Association à but non lucratif fondée en 2011 à Lomé, le succès de l’activité non-marchande du CNA repose sur quelques principes simples et une forte implication humaine de l’équipe. Techniquement,  l’unité mobile est équipée d’un véhicule adapté aux conditions du terrain (4X4), d’un vidéoprojecteur (3 000 lumens), d’un disque dur multimédia et d’un lecteur DVD,  d’une sonorisation stéréo (2 X 300 Watts), d’un micro, le tout alimenté par un groupe électrogène silencieux, d’un écran de 4 X 3 mètres sur un cadre démontable, l’association disposant d’un fonds de films à diffuser (cf. infra).

Comme dans tous les CNA, une fois constituée l’équipe de base comprend invariablement trois personnes : un technicien qui assure la projection et l’entretien du matériel, un chauffeur-assistant, et une animatrice, notamment chargée de présenter les films et d’animer les débats avec le public, et qui prend souvent la responsabilité de l’association. En effet, l’un des choix forts des CNA est de valoriser le rôle et la place des femmes, et depuis l’origine, elles ont été privilégiées pour diriger les associations (toutes montées et enregistrées selon les règles du droit local) : en 2015, huit des neuf CNA sont présidés par une femme.

La vie du CNA s’organise autour de deux grands axes : la recherche des financements et des lieux de projection d’une part, les projections elles-mêmes de l’autre.
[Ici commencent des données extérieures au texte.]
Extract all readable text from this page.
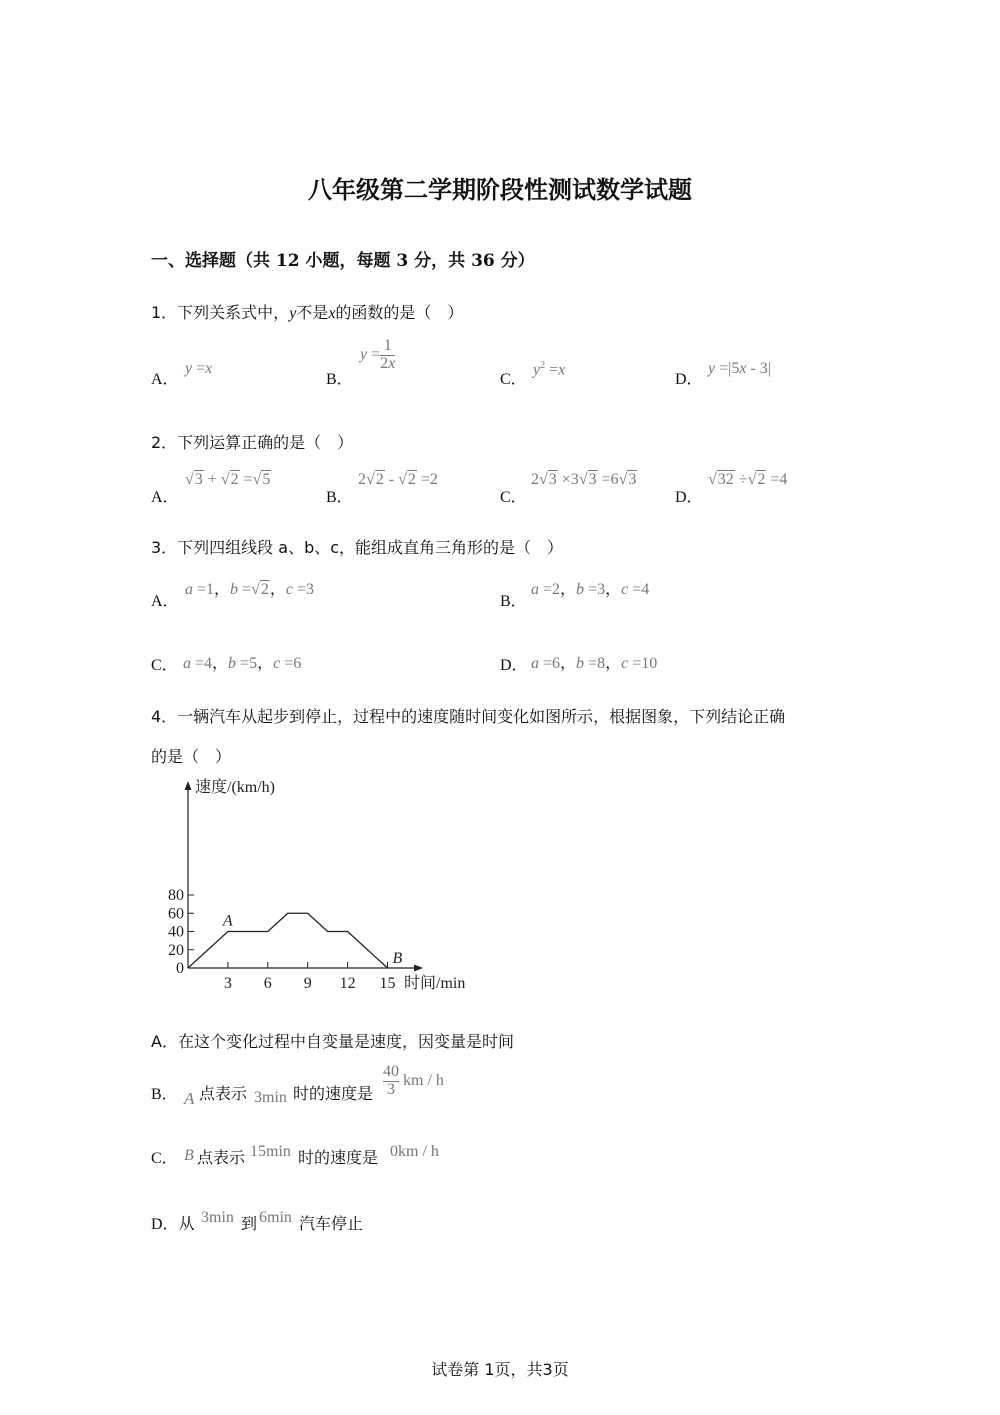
八年级第二学期阶段性测试数学试题
一、选择题（共 12 小题，每题 3 分，共 36 分）
1．下列关系式中，y不是x的函数的是（　）
A．
y =x
B．
$y = \frac{1}{2x}$
C．
$y^2 =x$
D．
y =|5x - 3|
2．下列运算正确的是（　）
A．
√3 + √2 =√5
B．
2√2 - √2 =2
C．
2√3 ×3√3 =6√3
D．
√32 ÷√2 =4
3．下列四组线段 a、b、c，能组成直角三角形的是（　）
A．
a =1，b =√2，c =3
B．
a =2，b =3，c =4
C． a =4，b =5，c =6	D． a =6，b =8，c =10
4．一辆汽车从起步到停止，过程中的速度随时间变化如图所示，根据图象，下列结论正确
的是（　）
20
40
60
80
3 6 9 12 15
0
速度/(km/h)
时间/min
A
B
A．在这个变化过程中自变量是速度，因变量是时间
B． A 点表示 3min 时的速度是 $\frac{40}{3}$ km / h
C． B 点表示 15min 时的速度是 0km / h
D．从 3min 到 6min 汽车停止
试卷第 1页，共3页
Le travail administratif de recherche de financement est mené par la directrice, s’avérant vital puisqu’un principe fondateur intangible réside en la gratuité des projections, et donc en l’absence de recette guichet, moyen principal d’existence de toutes les salles de cinéma commerciales dans le monde. Les CNA refusent par ailleurs de diffuser de la publicité comme de vendre d’autres prestations, et donc l’unique ressource disponible réside en leur aptitude à former des partenariats locaux avec des ONG, fondations, entreprises dans le cadre de leur responsabilité sociale, ou administrations publiques.

La grande mobilité et connaissance du terrain, l’outil même (la diffusion d’images animées), leurs compétences techniques de grande qualité avec du matériel régulièrement entretenu, les savoir-faire des animatrices chargées de mener les débats, peuvent en faire des partenaires appropriés pour de nombreux organismes souhaitant sensibiliser les populations rurales.

Les thématiques ont pu être civiques (campagne pour la lutte contre la discrimination de la jeune fille ou la femme, sur la citoyenneté, etc.), de santé (contre le paludisme (malaria), le sida, etc.), de développement (lutte contre le harcèlement sexuel en milieu scolaire, lutte contre les grossesses précoces, pour la protection de l’enfance, etc.) ou culturelles (la découverte des traditions des peuples, etc.) et peuvent impliquer la participation d’une équipe CNA à des festivals locaux. De grandes ONG ou organismes se montrent souvent intéressés, auxquels s’ajoutent les Services culturels des ambassades, notamment de France qui donnent souvent un « coup de pouce » décisif, notamment dans les premiers temps de mise en route des actions. Mais de fait, les situations varient fortement d’une période à l’autre, en fonction des demandes de ces partenaires institutionnels…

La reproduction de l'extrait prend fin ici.